A Labour spokesman denied that any negotiations had taken place, saying: “We receive submissions and requests from hundreds of organisations, but it is completely wrong to suggest Mend has any influence over Labour’s manifesto process.”
However, the Labour Members of Parliament Yasmin Qureshi, Gerald Kaufman, Kate Green and Andy Slaughter were all present at the launch of the Muslim Manifesto last month, as was Shadow Cabinet Office minister Jon Ashworth, who added: “I think this manifesto is really important and a great initiative. I will be studying it very carefully and I will be passing it on to our Shadow Cabinet”.
And former Conservative cabinet member Baroness Warsi, who was also present at the launch, commented “[The] Muslim Manifesto is something you can take to your election candidates.”
The manifesto includes commitments to “Celebrate and support Muslim heritage and cultural institutions,” and to “Eliminate the root causes of institutional discrimination against Muslims and introduce tougher legislation to prevent it.” It also calls on government to “allow Muslims greater access to decision-making processes in the security services.”

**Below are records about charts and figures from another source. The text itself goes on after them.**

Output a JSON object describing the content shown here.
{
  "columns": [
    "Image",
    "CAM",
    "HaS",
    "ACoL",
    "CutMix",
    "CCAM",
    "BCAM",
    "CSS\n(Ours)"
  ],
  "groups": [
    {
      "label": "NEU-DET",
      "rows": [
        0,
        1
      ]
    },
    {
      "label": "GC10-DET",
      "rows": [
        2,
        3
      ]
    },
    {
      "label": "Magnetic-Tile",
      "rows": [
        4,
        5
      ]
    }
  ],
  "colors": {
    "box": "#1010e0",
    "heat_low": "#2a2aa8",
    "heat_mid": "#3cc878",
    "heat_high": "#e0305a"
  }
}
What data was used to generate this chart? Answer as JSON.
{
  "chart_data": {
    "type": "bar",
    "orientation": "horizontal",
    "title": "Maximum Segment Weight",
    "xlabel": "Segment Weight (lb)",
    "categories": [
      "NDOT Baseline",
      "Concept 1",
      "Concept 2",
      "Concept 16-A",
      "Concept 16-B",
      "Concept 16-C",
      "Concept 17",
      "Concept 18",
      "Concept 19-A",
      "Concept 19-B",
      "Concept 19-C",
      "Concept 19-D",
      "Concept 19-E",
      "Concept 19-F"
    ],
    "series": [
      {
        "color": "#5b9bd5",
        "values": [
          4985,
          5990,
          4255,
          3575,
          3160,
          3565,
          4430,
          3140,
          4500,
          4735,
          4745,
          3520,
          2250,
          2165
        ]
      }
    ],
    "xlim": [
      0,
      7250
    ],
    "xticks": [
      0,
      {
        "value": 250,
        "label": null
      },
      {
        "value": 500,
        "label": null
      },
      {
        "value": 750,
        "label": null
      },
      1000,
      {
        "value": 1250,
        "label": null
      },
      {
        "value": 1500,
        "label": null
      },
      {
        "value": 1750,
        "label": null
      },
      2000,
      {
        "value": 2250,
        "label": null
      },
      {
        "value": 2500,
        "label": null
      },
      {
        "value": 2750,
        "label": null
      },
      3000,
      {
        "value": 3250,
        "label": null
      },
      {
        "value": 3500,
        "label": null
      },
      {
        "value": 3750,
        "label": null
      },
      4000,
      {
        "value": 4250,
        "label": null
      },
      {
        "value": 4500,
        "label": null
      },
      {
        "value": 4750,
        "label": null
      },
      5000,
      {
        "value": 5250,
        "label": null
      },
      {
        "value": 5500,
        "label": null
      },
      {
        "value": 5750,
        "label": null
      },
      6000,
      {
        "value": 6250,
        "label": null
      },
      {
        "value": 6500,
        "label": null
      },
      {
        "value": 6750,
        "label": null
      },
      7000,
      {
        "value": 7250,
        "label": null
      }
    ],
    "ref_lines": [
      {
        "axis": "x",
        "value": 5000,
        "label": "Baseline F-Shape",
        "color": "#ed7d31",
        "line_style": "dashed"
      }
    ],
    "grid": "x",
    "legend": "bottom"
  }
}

Last Friday, both Baroness Warsi and Kate Green, Labour’s shadow equalities minister and vice-chair of its national policy forum, spoke at a “professionals fundraising dinner” in Manchester organised by Mend.
Also speaking at the event was Abu Eesa Niamatullah, who has referred to British people as “animals”, insisted that women should not work, and has attacked democracy, and Yasir Qadhi, a salafist Muslim who drew a parallel between the actions of the American government in ordering drone strikes on the middle east with those of the terrorist who flew the planes into the twin towers on 9/11.
The Conservative Party has not responded to questions put by the Telegraph regarding Mend’s claims to be in discussions with its leadership.